I figured it was time to turn all this in. We were due for a grocery run so I thought it would be almost like getting free groceries if I used up the coins. There is a bank location inside the grocery store so I asked if they had a machine to count them or if they could give me rollers. They gave me the rollers. I then went back out to the twenty-two year old Toyota pick up that I use for all my commuting and errands, turned on the dome light and started to sort out the coins and roll them. As people passed by and I felt them glance in I felt a wave of self-consciousness. Did it look like I was down to my last dollars? And they weren't even paper!
I got over it rather quickly; I knew what I was doing. They weren't my last dollars (too early in the month for that!). I started to think though about what the we deal with coins says about us a society. I've worked many years in retail and people always apologize for using something out of the ordinary for payment. If there is a two dollar bill in the mix, a dollar coin, a half dollar, some extra quarters or a hundred dollar bill (although they often seem secretly pleased using one of these) people feel compelled to say their sorry. It's all good, really, businesses need coins to make change with. I always told people at the cart that used coins in their purchase that they were saving me a trip to the bank. High school students don't like pennies; they cull them from their pockets and drop them in the halls. I worked with a teacher who picked up $131.00 in pennies in one year. I think the kids feel insulted by them; they are like little reminders of where they stand in the financial world.
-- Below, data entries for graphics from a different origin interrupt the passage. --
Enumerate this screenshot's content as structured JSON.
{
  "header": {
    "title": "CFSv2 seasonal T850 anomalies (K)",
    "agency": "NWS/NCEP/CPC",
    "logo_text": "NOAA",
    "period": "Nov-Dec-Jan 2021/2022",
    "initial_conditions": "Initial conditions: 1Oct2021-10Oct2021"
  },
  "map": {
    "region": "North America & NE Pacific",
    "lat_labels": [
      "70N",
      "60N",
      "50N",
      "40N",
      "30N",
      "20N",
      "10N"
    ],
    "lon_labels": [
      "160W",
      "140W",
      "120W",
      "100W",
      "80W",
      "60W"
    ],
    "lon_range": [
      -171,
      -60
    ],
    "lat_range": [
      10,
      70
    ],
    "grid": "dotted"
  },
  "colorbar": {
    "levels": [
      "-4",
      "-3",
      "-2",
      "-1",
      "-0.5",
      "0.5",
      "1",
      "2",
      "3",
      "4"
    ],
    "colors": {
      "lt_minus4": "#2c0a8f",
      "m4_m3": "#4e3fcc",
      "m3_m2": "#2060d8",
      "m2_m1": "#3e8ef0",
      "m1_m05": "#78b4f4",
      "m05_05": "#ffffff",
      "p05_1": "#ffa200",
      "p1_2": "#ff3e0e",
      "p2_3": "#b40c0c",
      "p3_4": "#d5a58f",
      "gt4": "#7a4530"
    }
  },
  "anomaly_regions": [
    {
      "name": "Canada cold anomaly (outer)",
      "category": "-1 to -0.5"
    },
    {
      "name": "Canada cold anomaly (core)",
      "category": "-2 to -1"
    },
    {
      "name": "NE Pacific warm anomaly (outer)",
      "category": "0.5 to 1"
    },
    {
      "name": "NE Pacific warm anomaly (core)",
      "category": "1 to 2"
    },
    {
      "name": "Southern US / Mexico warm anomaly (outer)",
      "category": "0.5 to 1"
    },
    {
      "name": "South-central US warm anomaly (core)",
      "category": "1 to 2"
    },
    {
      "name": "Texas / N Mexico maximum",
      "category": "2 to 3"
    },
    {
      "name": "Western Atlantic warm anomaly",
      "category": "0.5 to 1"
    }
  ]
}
Rolling coins in my car in the supermarket parking lot made me appear to others that my position in the financial world was at the nickel and dime end of the spectrum; it is, really, but that's beside the point. Students in the neighborhood where I teacher are impressed with a wad of bills. I've even heard that the whole baggy falling down pants thing started from the idea that a big roller in the hood would have so much dough in his pockets that it weighed down his pants. I occasionally mention to the kids that now-a-days people with real money don't even have cash; their money is in investments and their immediate funds are accessed by debit cards. Their morning coffee at the drive thru even has to go on a card. Mine, today will be stoically purchased with rolled coppers.